The Anti-Israel Cultural Revolution at Vassar

Vassar College saw an ugly event take place in early March in which two professors were the subject of protest and ridicule because they taught a class that involved travel to Israel and the West Bank.  One of the professors was forced, along with her students, to walk through a line of protesters holding posters and handing out leaflets calling on students to drop the class.

The details are set forth in my prior post, Anti-Israel academic boycott turns ugly at Vassar.

The two professors involved have confirmed the accuracy of my report:

An “open forum” was organized by the Vassar administration focused on the “ethics” of the class trip, and opened with a call by a Professor of English for the crowd to disregard “cardboard” notions of civility.

The crowd obliged, mocking and deriding the professors, Israel and Jewish students who stood up in defense.
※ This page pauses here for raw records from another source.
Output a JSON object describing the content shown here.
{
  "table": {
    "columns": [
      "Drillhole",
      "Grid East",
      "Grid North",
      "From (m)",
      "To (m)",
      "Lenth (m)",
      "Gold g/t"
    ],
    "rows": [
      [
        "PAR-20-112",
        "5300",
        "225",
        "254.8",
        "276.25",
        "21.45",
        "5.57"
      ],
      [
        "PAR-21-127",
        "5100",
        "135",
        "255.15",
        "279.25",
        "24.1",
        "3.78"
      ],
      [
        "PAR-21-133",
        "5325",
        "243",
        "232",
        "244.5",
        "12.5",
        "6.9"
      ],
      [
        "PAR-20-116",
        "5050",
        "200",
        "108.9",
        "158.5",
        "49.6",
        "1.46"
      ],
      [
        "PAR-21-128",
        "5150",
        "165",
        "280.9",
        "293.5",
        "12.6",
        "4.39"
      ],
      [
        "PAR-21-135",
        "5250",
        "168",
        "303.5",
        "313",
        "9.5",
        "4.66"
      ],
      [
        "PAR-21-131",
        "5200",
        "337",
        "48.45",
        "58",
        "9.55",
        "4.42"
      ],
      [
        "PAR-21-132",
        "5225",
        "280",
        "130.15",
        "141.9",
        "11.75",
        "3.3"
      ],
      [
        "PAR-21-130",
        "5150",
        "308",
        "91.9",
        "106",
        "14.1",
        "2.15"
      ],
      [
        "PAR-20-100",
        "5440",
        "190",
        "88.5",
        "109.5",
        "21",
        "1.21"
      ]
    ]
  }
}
Schneiderman wrote a blog entry describing the anti-Israel atmosphere:

… I was knocked off-center by a belligerent academic community dedicated to vilifying anyone who dares set foot in Israel.

Philip Weiss of Mondoweiss website, who is anti-Israel, also was stunned:

As Schneiderman said in her blogpost, rage against Israel was the theme….…. the spirit of that young progressive space was that Israel is a blot on civilization, and boycott is right and necessary. If a student had gotten up and said, I love Israel, he or she would have been mocked and scorned into silence. Or bedevilled by finger-snapping—the percussive weapon of choice among some students, a sound that rises like crickets as students indicate their quiet approval of a statement.I left the room as soon as the meeting ended. The clash felt too raw, and there was a racial element to the division (privileged Jews versus students of color). Vassar is not my community, and I didn’t want to say anything to make things worse.

Zachary Braiterman, Associate Professor of Religion at Syracuse University, draws an analogy to the Chinese Cultural Revolution practice of publicly shaming ideologically incorrect professors and students, Careful What You Sow — BDS At Vassar Gets Ugly (emphasis added):

I would have been skeptical about the little bit of reporting I’ve seen about this episode in more rightwing news media, except that it was confirmed by Mondoweiss, who was there. Jill Schneiderman, a professor of Earth Sciences at Vassar College was recently called to give public account about a planned trip to Israel and the West Bank to study water issues. After her classroom was picketed and her students intimidated, and she was basically called before “open forum” on the ethics of political activism, where Jewish students who spoke out were heckled by the large crowd of some 200 students (and faculty). Is this what BDS is going to look like? A kind of public shaming reminiscent of the Cultural Revolution? No “cardboard civility” at Vassar. And where’s Open Hillel? Even the intrepid anti-Israel, anti-Zionist Mondoweiss found the incident “unsettling.” He maintains that the ”belligerence might be necessary to a solution.” My bet is that this kind of hostility is going to rip out the guts of a university to no good effect. Kudos to Professor Schneiderman.

I think that’s right, and it’s happening on many campuses, often encouraged and with the support of faculty.

Where are the faculty and administrators at Vassar standing up and speaking out against what happened at the Cultural Revolutionary Open Forum?

Imagine if the raw crowd vitriol that night had been directed at a different group.

There would have been campus-wide teach-ins and a self-examination of what Vassar had become.

But since it was directed at Israel and its supporters, particularly Jewish students, all we hear are crickets.